1. In step mode, the mask table MT and the substrate table WT remain essentially stationary while the entire pattern imparted to the radiation beam is projected onto the target portion C at one time (ie, a single static exposure). Is done. The substrate table WT is then moved in the X and / or Y direction so that another target portion C can be exposed. In step mode, the maximum size of the exposure field limits the size of the target portion C imaged in a single static exposure.

2. In scan mode, the mask table MT and the substrate table WT are scanned synchronously while a pattern imparted to the radiation beam is projected onto the target portion C (ie, one dynamic exposure). The speed and direction of the substrate table WT relative to the mask table MT are determined by the magnification (reduction ratio) and image inversion characteristics of the projection system PL. In scan mode, the maximum dimension of the exposure field limits the width of the target portion in one dynamic exposure (non-scanning direction), while the length of the scanning operation determines the height of the target portion (scanning direction). decide.

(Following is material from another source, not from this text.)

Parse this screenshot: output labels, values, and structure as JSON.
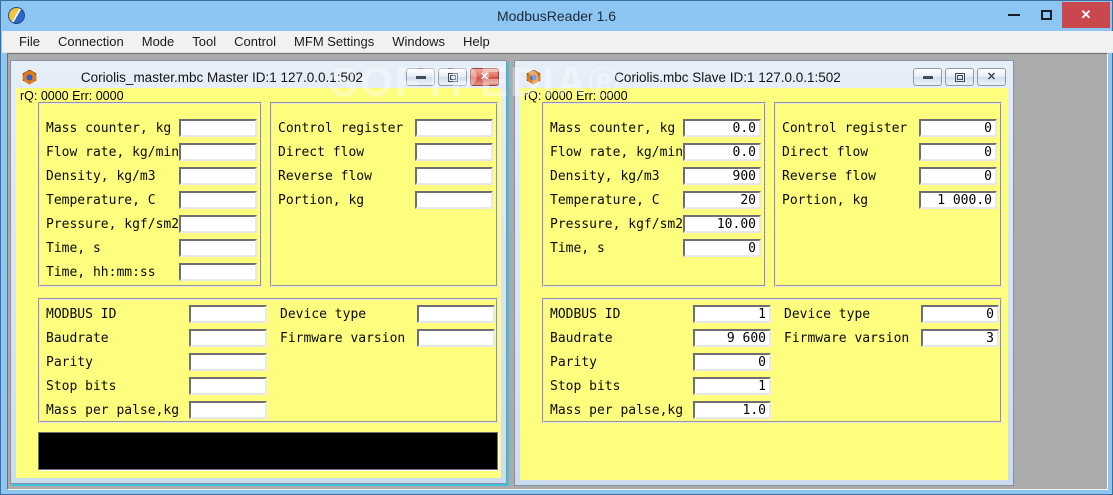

3. In other modes, the mask table MT is essentially held stationary and holds a programmable patterning device, while the substrate table WT is projected onto the target portion C while the pattern imparted to the radiation beam is projected onto it. Moved or scanned. In this mode, a pulsed radiation source is generally used and the programmable patterning device is updated on demand after each movement of the substrate table WT or during successive emitted light pulses during scanning. . This mode of operation can also be readily applied to maskless lithography that utilizes programmable patterning device, such as a programmable mirror array of the type cited above.

  Combinations of the use modes and / or variations thereof, or also completely different use modes can be employed.

  Another immersion lithography solution with a localized liquid supply system is shown in FIG. Liquid is supplied by two grooved inlets IN on each side of the projection system PL and is removed by a plurality of discontinuous outlets OUT arranged radially outward of the inlets IN. The inlet IN and outlet OUT can be formed in a plate with a hole in the center, through which the projection beam is projected. The liquid is supplied from one grooved inlet IN on one side of the projection system PL, is excluded from a plurality of discontinuous outlets OUT on the other side of the projection system PL, and is thin between the projection system PL and the substrate W. A liquid film stream is formed. The selection of the combination of the inlet IN and the outlet OUT to be used is determined according to the moving direction of the substrate W (other combinations of the inlet IN and the outlet OUT are not effective).

  Another immersion lithography solution with a local liquid supply system proposed so far is a sealing member that extends along at least part of the boundary of the space between the final member of the projection system and the substrate table Is provided in the liquid supply system. This solution is illustrated in FIG. This seal member is substantially stationary with respect to the projection system in the XY plane, but there is some relative movement in the Z direction (the direction of the optical axis). A seal is formed between the seal member and the substrate surface.

  In FIG. 5, the reservoir 11 forms a non-contact seal to the substrate around the image area of the projection system, thereby confining the liquid and creating a space between the substrate surface and the final member of the projection system. It comes to meet. The reservoir is formed by a seal member 12 disposed around the lower side of the final member of the projection system PL. The liquid is guided into the inner space of the seal member 12 below the projection system. The seal member 12 extends slightly above the final member of the projection system, the liquid level rises above the final member, and a buffer solution is formed. The sealing member 12 has an inner peripheral surface, which by way of example can be fully aligned with the shape of the projection system or its final member at the upper end and can be rounded, for example. At the bottom, the inner peripheral surface sufficiently matches the shape of the image area (although not necessarily, for example, a square).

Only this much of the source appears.